The soup today is a spin-off of two concepts in Chinese cooking: red-cooked pork and pork braised in “master sauce.” Both recipes use similar aromatics: soy sauce, rice wine, ginger and garlic, and lots of spices—star anise, peppercorns, allspice, and cloves—that create a dark and fragrant broth. In traditional Chinese recipes, all the aromatics are simply simmered; I took a hint from Vietnamese pho, and seared some of the ingredients before adding any liquid, so there’s an additional layer of caramelized flavor. Pork shoulder is braised in this fragrant liquid until it’s soft and falling-apart tender. Roasted rutabagas and delicata squash and rice noodles fill out the bowl, and a sprinkle of cilantro brightens everything up.
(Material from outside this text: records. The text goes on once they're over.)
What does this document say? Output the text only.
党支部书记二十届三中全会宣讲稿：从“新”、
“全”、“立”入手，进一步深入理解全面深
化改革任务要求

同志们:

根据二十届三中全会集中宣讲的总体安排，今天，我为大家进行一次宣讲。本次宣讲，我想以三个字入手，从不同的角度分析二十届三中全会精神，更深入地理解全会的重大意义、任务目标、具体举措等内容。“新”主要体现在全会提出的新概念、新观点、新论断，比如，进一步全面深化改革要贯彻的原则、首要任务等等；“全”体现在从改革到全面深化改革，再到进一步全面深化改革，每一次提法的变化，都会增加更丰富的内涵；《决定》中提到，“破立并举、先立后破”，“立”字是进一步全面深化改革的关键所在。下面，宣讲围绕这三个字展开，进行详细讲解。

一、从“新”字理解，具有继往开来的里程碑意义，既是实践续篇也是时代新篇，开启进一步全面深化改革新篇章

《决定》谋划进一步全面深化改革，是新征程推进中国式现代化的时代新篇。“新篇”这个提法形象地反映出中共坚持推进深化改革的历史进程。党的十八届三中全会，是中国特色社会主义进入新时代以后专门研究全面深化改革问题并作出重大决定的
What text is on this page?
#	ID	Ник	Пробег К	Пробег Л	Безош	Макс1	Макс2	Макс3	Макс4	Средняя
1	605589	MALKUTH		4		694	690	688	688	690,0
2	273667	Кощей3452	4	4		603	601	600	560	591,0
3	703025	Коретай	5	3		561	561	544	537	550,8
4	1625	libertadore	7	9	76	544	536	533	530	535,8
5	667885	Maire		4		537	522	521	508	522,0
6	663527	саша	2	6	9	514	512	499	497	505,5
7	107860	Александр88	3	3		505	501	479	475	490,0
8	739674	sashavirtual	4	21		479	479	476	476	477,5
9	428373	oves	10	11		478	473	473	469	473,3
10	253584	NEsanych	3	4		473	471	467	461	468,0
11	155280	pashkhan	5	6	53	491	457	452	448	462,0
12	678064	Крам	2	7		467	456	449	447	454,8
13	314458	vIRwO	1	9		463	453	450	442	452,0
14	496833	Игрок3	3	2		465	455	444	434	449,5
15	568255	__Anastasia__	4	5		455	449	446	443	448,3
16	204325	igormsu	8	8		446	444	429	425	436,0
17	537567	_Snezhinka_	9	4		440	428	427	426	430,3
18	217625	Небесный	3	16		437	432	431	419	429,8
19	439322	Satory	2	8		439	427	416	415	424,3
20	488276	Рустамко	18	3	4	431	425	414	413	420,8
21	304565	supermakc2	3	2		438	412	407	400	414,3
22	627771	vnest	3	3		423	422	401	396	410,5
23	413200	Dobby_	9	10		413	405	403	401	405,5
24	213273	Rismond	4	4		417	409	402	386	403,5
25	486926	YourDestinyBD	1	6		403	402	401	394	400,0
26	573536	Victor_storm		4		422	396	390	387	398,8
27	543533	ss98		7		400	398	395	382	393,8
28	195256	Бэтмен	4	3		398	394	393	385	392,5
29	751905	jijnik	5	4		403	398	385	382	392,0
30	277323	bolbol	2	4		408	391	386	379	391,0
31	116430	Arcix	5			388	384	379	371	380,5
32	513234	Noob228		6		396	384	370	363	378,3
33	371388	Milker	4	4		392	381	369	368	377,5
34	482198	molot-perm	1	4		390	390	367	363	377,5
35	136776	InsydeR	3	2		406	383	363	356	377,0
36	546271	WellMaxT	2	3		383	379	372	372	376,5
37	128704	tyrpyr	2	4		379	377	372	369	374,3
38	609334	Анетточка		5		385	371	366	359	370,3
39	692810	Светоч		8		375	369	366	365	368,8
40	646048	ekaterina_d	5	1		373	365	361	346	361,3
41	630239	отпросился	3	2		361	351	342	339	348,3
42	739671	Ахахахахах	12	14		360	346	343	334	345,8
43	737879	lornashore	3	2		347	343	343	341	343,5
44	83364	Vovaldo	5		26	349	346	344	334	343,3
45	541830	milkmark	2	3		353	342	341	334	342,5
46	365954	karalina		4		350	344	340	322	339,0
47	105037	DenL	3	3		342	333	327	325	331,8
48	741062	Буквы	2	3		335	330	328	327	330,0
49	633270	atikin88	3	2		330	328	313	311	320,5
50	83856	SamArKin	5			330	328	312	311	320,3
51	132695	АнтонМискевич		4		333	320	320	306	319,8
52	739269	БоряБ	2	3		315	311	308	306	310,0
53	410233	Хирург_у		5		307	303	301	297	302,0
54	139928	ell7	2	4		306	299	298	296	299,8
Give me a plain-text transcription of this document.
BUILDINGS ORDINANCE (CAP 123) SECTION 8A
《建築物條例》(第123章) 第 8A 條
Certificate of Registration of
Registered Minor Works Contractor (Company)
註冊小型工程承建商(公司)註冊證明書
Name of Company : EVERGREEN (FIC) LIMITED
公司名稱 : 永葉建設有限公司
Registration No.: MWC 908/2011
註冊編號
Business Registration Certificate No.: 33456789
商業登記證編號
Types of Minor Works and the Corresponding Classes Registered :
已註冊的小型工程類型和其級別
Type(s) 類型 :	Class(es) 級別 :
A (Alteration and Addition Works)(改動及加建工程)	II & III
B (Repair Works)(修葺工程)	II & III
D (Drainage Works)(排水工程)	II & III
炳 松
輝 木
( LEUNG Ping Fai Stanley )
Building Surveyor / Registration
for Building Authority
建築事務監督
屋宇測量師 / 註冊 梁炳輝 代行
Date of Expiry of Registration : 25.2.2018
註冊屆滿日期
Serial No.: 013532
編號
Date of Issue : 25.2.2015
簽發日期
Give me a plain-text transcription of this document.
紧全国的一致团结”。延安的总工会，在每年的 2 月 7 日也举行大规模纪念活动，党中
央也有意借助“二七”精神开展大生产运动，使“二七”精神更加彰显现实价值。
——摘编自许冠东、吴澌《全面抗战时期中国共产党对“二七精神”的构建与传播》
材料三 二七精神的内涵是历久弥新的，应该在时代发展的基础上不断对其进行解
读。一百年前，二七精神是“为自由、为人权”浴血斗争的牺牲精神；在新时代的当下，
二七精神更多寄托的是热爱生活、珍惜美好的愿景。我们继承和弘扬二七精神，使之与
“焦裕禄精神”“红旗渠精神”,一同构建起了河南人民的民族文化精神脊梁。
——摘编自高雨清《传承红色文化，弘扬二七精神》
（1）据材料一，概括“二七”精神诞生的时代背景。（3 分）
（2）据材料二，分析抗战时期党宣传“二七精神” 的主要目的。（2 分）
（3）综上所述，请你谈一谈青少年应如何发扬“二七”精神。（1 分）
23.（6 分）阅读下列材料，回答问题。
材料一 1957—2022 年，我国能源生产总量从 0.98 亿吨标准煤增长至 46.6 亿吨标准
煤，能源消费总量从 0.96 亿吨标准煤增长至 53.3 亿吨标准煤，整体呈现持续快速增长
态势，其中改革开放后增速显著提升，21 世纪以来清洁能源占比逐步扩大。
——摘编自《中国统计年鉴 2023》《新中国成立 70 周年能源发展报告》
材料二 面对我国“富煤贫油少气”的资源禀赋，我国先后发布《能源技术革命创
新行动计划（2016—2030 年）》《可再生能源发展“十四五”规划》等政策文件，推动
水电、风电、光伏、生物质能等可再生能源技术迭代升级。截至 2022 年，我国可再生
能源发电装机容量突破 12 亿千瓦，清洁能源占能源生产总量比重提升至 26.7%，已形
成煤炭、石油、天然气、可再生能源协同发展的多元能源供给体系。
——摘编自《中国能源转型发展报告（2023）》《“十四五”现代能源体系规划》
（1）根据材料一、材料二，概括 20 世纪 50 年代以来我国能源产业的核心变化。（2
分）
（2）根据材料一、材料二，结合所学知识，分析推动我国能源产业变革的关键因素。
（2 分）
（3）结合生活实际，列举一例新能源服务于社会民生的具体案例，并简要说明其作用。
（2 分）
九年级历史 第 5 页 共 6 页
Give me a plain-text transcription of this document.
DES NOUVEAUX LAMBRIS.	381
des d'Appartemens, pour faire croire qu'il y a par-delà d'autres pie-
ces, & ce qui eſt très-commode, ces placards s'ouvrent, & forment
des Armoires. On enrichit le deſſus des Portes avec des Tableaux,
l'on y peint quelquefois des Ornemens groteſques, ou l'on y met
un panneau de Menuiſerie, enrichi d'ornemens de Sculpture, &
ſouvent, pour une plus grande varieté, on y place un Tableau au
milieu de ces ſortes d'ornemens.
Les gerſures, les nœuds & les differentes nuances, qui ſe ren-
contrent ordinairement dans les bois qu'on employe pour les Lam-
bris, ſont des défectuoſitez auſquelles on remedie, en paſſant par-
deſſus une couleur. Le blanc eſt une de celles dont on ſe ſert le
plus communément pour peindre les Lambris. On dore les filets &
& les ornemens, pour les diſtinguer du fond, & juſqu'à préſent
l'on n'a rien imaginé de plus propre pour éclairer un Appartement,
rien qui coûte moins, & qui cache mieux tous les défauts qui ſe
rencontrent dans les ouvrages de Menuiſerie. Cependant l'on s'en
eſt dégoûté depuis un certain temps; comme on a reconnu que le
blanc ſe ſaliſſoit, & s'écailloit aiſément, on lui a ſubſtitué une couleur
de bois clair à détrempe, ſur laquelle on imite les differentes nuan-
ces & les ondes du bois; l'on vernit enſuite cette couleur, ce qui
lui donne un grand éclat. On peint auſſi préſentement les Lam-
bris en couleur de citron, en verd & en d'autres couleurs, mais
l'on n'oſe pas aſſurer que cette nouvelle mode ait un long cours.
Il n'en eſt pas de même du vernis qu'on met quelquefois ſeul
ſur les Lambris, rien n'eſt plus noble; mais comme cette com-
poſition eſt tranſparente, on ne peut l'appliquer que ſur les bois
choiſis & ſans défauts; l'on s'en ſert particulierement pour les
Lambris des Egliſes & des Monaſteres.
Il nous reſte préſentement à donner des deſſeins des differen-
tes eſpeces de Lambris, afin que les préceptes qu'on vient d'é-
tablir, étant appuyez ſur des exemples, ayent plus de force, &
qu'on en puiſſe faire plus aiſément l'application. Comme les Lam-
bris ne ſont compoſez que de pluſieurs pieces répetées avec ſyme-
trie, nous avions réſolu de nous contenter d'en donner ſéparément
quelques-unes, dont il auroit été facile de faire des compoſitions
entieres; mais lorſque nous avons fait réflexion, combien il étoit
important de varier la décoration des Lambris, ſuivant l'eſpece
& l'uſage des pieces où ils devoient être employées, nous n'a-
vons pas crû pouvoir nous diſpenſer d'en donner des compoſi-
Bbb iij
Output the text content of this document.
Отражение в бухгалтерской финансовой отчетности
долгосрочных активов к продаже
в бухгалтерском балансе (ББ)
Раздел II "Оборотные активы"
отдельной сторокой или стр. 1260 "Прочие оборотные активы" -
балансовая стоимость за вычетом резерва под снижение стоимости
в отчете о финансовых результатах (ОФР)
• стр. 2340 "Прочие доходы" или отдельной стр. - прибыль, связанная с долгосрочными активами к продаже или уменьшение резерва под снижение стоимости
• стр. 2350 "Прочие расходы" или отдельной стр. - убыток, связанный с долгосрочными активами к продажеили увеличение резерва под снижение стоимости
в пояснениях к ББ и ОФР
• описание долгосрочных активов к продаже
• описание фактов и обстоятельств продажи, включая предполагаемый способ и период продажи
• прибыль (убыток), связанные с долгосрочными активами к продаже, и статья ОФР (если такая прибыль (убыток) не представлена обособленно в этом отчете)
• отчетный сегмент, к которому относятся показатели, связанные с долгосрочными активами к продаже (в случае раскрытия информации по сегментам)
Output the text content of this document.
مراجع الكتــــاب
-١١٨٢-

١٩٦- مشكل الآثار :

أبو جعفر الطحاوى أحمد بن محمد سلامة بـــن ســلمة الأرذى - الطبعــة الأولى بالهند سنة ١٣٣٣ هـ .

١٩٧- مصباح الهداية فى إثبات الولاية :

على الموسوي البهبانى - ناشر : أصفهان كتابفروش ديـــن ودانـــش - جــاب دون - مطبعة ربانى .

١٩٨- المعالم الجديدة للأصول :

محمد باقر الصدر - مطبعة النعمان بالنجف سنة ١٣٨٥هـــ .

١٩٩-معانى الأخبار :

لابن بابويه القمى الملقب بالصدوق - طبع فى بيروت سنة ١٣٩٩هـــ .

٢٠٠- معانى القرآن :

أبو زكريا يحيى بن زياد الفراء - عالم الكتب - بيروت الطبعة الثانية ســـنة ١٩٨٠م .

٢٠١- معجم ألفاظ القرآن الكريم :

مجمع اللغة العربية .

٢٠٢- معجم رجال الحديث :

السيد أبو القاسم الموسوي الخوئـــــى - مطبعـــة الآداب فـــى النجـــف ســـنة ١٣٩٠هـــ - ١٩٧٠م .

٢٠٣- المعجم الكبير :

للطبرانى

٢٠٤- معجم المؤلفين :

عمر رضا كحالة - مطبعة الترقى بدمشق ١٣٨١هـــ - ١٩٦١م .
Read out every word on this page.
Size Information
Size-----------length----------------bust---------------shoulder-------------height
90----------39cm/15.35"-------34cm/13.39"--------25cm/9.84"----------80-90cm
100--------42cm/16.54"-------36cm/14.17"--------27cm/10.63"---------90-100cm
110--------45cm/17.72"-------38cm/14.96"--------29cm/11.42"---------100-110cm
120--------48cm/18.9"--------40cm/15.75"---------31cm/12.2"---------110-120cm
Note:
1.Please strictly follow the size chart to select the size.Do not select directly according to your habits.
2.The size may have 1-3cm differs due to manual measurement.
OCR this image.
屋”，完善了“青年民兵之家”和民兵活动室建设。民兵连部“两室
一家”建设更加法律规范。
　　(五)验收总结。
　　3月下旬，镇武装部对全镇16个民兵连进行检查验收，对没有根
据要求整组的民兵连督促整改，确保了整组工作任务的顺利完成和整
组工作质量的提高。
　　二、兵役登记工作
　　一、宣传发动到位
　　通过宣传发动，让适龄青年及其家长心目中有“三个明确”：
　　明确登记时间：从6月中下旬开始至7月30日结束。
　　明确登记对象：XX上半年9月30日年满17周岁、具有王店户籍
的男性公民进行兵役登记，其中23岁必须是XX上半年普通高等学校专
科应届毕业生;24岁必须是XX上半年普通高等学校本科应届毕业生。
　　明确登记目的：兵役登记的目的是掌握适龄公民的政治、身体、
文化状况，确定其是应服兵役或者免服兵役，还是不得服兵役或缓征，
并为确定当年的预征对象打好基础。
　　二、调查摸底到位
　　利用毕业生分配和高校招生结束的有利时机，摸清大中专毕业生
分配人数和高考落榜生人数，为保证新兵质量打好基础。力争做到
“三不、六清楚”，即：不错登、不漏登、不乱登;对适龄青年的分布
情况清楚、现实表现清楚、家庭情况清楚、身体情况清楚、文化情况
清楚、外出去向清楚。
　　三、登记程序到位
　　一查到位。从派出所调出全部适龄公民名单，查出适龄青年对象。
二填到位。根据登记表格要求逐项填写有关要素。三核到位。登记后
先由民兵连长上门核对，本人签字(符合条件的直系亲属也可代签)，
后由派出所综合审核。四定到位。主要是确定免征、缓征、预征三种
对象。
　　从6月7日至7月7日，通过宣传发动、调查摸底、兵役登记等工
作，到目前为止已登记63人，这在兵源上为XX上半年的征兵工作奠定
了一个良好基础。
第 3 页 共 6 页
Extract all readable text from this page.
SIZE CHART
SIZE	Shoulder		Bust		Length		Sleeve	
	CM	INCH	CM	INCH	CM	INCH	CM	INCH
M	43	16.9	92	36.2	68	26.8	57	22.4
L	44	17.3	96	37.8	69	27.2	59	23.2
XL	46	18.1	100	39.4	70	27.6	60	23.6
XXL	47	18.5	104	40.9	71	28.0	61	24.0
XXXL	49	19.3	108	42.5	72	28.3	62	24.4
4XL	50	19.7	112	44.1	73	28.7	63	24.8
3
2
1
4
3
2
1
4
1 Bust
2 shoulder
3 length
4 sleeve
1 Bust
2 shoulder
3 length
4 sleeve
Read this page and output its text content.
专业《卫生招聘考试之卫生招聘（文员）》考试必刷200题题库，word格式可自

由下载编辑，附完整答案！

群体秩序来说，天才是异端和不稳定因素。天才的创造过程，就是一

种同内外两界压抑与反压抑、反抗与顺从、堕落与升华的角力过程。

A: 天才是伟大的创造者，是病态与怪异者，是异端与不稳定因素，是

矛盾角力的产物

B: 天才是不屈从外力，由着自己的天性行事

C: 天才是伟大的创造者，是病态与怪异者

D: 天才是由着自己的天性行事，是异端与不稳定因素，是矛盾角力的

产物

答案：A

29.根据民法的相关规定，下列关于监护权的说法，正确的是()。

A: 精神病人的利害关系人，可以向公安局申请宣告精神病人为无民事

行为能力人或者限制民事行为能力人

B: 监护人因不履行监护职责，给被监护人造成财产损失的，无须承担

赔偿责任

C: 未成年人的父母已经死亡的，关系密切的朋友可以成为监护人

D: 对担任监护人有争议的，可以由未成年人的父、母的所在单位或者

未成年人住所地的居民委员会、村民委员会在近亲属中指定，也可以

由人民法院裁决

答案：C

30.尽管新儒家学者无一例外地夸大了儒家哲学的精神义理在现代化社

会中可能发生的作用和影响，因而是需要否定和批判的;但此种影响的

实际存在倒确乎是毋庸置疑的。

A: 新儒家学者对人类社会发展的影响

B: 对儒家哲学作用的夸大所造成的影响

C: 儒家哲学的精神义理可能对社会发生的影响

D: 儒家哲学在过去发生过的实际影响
Rice noodles are more delicate than what noodles. To make sure that they don’t end up mushy and overcooked, I soak them—but don’t fully soften them—before I add them to the jars. When you heat up the soup, make sure that you get it nice and hot. The heat from the broth will finish cooking the noodles, and the noodles will absorb the flavor of the broth. (If you only heat the soup until it’s warm, the noodles may stay a bit chewy.)
To accompany the soup, there’s a rich and savory salad. Those aren’t words that are usually used to describe “salad,” but in this case, they fit. The dressing is thickened with peanut butter, and there are more peanuts in the salad—they’re a lush and satisfying ingredient to add to the crunch of cabbage.
Almond-sesame sablée cookies are a sweet treat to end our meal. Fifty percent of the flour is replaced with ground almonds for a particularly tender and melting texture, and a couple tablespoons of sesame seeds are added to the dough for another nutty flavor. So very lovely, especially with a cup of tea.